Ukrainian pilots have been in Romania learning to fly the nimble F-16. There probably is no reason Ukraine’s first batch of F-16s won’t begin to arrive within weeks, if not days.

The Netherlands, Denmark and Norway all have pledged to Ukraine their surplus F-16s. It’s possible Ukraine could get more than 60 of the single-engine, single-seat, supersonic fighters to bolster existing—and much less sophisticated—MiG and Sukhoi fighters.

These first 18 F-16s—out of 42 the Dutch air force could make available in the coming year or so—have been “improved,” Yuriy Ignat, a Ukrainian air force spokesperson, told Ukrainian media.

It’s true: the F-16A/B Mid-Life Updates, or MLUs, are improved compared to the original F-16 from the early 1980s. But don’t expect the Ukrainian planes to get the latest improvements that, say, the U.S. Air Force is adding to its own F-16s.

The 1990s-vintage MLU, which is flown or recently was flown by several European air forces—not just the Dutch air force, but also the Danish, Norwegian and other air forces—sports the Northrop Grumman APG-66V2 radar.

That’s a faster and more reliable radar than the original APG-66 is. But it still is a mechanical radar that simultaneously can track at most a couple of targets. The new radar the USAF is installing in its F-16s—Northrop’s electronically-scanned APG-83—simultaneously can track potentially dozens of targets.

It takes just a few days to swap out an APG-66 for a new APG-83, but it’s not clear Ukraine will bother—not when its need for new fighters is urgent. Especially considering each APG-83 costs more than $2 million.

The Ukrainian air force probably has fewer than a hundred 1980s-vintage Mikoyan MiG-29s and Sukhoi Su-27s to defend against Russian warplanes, drones and missiles.
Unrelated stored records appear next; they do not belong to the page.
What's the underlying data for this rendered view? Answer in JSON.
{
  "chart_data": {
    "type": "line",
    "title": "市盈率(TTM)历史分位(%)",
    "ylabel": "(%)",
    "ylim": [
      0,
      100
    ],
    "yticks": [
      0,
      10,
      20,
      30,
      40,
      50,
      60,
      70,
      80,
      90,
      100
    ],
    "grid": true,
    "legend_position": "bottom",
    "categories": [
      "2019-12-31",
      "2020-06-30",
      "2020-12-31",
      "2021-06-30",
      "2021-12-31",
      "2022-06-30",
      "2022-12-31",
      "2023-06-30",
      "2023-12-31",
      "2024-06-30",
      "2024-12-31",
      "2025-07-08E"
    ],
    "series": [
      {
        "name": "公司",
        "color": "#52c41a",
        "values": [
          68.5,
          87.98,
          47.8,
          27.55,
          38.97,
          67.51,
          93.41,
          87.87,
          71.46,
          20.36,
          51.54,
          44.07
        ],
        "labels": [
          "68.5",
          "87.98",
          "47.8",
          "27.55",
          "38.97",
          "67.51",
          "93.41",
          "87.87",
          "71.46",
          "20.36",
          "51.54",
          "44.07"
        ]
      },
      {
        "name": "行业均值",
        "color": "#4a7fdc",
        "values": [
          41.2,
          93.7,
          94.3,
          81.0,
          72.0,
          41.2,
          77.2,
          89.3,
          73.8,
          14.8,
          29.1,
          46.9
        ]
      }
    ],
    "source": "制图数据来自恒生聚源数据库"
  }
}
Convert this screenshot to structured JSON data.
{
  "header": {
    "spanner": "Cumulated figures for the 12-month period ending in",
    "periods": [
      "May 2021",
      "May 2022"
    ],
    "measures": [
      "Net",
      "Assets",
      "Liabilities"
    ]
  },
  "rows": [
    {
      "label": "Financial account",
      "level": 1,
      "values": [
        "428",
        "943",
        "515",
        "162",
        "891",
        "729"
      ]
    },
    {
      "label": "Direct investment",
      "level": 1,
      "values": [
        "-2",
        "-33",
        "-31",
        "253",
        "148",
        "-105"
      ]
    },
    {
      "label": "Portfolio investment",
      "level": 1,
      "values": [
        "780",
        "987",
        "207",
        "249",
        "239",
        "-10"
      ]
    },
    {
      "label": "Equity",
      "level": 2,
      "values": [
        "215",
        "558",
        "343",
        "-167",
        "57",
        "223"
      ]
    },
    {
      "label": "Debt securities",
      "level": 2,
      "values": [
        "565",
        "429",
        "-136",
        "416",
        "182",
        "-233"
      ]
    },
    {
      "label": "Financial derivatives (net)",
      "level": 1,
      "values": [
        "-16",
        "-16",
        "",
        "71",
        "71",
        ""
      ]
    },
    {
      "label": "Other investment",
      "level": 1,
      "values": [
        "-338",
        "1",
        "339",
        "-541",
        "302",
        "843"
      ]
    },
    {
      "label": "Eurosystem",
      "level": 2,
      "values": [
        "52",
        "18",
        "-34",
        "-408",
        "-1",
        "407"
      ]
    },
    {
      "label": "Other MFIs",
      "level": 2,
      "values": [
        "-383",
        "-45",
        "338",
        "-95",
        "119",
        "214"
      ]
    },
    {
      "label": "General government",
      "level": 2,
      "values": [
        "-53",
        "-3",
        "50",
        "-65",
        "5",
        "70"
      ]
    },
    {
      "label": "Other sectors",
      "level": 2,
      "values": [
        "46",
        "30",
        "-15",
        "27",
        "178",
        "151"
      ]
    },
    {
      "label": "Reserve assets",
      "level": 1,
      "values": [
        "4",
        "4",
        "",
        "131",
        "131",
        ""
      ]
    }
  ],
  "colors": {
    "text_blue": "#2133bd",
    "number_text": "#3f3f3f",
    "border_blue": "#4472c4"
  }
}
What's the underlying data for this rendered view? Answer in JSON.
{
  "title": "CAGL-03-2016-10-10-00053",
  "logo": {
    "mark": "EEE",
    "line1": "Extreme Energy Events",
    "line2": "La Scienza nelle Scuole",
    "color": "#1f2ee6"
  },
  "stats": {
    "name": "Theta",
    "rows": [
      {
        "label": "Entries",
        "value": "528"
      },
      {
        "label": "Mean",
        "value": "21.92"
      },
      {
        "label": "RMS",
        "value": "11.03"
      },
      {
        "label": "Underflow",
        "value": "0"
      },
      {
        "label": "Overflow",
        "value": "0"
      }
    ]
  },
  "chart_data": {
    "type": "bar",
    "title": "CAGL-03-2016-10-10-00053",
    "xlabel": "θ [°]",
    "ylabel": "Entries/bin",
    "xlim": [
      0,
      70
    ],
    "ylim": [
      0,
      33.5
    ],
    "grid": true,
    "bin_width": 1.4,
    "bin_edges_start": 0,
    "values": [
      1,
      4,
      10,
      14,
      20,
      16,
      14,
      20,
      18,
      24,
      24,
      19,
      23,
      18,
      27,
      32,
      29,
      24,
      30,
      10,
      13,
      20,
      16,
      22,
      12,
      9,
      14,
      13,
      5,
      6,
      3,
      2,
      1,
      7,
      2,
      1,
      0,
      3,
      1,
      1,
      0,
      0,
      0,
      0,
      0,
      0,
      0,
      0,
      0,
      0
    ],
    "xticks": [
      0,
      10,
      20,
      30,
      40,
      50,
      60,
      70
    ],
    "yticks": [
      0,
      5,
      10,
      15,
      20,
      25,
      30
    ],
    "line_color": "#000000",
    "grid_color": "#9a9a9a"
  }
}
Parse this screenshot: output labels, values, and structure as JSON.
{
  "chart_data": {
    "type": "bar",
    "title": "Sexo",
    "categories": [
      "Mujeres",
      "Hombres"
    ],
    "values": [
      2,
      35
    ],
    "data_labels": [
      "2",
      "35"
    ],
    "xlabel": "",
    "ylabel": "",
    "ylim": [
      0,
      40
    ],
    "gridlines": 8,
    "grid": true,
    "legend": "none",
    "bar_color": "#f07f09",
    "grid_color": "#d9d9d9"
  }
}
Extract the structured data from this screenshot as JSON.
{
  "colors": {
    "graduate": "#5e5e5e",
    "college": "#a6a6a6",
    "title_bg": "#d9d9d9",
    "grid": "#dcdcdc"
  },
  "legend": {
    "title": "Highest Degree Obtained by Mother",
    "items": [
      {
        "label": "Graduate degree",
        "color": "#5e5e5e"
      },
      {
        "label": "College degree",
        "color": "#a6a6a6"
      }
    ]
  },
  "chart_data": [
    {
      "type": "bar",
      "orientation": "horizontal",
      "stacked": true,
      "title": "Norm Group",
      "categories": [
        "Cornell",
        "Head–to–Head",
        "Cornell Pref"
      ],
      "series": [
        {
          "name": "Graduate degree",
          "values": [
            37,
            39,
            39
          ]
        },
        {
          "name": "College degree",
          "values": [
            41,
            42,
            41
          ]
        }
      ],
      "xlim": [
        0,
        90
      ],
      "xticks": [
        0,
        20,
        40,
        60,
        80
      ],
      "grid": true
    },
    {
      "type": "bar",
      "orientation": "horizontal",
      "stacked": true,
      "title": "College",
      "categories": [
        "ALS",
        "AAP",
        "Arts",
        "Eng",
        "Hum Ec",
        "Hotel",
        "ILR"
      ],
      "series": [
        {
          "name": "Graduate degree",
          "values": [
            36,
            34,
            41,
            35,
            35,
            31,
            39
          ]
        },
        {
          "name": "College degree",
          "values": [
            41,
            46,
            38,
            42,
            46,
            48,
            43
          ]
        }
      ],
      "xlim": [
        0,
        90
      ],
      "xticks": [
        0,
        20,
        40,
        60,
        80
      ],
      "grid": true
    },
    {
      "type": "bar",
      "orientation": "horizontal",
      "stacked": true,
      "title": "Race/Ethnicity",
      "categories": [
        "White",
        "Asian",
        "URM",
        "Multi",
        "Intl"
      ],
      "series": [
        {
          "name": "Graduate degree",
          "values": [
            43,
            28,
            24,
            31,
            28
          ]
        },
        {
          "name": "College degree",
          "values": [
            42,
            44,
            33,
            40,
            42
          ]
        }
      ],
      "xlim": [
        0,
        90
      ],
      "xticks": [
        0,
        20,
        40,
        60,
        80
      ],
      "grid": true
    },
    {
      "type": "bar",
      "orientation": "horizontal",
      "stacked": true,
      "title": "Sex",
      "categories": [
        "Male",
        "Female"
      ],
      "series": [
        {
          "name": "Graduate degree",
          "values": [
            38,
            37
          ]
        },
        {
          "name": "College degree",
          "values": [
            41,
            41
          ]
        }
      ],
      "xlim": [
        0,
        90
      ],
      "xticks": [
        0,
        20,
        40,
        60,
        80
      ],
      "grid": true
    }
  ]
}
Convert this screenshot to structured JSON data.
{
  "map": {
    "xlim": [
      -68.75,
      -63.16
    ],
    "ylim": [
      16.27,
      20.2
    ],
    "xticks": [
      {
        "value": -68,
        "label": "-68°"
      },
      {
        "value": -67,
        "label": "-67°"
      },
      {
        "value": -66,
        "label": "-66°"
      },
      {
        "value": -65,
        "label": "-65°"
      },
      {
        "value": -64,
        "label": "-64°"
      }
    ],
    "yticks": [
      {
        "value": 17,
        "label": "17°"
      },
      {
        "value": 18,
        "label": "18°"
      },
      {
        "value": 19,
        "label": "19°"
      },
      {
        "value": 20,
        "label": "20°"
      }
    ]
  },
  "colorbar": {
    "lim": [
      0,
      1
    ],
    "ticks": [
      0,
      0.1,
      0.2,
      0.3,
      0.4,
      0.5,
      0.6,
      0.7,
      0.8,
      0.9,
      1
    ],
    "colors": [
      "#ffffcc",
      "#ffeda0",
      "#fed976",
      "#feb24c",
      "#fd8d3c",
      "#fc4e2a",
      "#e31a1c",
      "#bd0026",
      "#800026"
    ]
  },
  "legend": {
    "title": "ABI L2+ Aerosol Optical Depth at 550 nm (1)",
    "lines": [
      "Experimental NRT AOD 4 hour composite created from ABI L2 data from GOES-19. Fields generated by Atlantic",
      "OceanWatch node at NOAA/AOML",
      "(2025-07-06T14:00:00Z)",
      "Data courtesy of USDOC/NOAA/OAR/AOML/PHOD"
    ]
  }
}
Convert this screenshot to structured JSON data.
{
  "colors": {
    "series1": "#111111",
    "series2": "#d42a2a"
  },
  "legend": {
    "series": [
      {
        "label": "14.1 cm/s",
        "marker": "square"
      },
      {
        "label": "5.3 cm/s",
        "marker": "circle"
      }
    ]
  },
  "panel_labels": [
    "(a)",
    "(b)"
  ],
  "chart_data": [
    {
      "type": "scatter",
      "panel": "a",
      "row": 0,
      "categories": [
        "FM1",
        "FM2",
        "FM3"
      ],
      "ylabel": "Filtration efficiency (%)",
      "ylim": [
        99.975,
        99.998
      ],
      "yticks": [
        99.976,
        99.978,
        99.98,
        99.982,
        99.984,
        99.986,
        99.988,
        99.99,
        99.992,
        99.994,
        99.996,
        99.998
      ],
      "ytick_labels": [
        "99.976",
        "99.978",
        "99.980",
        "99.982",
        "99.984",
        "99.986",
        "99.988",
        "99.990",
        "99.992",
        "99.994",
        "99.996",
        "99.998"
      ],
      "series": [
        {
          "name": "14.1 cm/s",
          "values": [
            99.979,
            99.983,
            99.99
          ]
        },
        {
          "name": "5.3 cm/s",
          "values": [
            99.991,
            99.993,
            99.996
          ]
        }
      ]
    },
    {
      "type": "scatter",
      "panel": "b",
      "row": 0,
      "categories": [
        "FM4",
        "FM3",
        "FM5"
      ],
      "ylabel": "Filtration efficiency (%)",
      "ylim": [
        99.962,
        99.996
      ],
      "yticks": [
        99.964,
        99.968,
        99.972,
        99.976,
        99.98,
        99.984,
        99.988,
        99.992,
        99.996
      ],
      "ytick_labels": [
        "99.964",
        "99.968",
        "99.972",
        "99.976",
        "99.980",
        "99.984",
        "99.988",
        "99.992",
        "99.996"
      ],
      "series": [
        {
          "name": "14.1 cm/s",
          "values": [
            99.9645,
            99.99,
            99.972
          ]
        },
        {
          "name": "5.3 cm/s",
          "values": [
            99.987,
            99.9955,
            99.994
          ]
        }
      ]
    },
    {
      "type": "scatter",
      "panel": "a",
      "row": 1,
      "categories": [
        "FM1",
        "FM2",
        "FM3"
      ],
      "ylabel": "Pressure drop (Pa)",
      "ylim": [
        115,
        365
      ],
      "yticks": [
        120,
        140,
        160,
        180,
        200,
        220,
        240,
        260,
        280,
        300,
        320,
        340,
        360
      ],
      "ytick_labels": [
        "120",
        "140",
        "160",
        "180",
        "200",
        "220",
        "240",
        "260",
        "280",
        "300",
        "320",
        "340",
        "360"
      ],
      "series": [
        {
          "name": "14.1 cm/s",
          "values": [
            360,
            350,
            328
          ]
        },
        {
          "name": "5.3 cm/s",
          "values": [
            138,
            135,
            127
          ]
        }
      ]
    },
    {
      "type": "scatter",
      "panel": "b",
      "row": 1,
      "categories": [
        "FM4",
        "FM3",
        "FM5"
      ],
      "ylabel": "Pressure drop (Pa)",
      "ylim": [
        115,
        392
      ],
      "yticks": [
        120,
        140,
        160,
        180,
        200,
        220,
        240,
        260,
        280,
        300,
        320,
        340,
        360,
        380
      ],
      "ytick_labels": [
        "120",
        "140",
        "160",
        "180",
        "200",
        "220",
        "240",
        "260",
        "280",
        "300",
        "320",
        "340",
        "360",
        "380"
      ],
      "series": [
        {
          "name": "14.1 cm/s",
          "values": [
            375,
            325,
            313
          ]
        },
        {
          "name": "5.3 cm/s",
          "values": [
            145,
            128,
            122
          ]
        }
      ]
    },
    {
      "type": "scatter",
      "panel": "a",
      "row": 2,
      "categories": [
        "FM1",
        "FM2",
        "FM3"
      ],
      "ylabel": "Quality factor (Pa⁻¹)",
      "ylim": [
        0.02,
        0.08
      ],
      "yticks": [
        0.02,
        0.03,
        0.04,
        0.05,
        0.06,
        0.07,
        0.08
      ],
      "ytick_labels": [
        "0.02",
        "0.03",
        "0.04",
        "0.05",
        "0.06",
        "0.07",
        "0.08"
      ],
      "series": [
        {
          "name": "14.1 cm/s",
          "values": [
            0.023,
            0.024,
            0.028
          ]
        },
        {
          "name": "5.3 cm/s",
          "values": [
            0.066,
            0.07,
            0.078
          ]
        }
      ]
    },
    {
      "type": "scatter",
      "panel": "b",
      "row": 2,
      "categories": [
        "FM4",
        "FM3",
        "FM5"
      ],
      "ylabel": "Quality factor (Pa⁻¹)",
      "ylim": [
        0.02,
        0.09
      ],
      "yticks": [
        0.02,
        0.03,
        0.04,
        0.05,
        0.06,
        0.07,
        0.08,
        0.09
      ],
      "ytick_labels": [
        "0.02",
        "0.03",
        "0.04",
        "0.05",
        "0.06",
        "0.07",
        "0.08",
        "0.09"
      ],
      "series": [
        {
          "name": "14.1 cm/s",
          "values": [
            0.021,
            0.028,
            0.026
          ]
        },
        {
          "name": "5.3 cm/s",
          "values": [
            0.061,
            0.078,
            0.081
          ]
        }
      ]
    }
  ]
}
And while the Americans have helped the Ukrainians to modify these jets to carry U.S.-made glide-bombs and anti-radiation missiles, the Americans apparently haven’t done anything to improve the Ukrainian jets’ air-to-air capabilities.

To better fight in the air, Ukraine needs new planes. It needs F-16s.

The F-16 is easier to fly than a Soviet-style jet is, boasts effective radar-warning and radar-jamming hardware and, in the right conditions, should be able to track an aerial target and fire an AIM-120 air-to-air missile from 50 miles away or farther, depending of course on which particular AIM-120 model Ukraine hangs on its F-16s.

That’s possibly tens of miles farther than a MiG or Sukhoi can track a target and fire an R-27 missile.

The Russian air force’s best interceptors, the Mikoyan MiG-31 and Sukhoi Su-35, can engage aerial targets 80 miles away or farther with their R-37 missiles, so a Ukrainian F-16 pilot might choose to avoid rather than engage a MiG-31 or Su-35.

But against other warplane types, and missiles or drones, the F-16 represents a marked improvement over the MiG-29 and Su-27.

The ex-Dutch F-16s have accumulated a lot of airframe fatigue during their long service in The Netherlands. But for a few years at least, they should significantly boost the Ukrainian air force’s air-defense capability and capacity.

“With F-16s, Ukraine can better defend itself against Russian attacks,” Dutch defense minister Kajsa Ollongren said.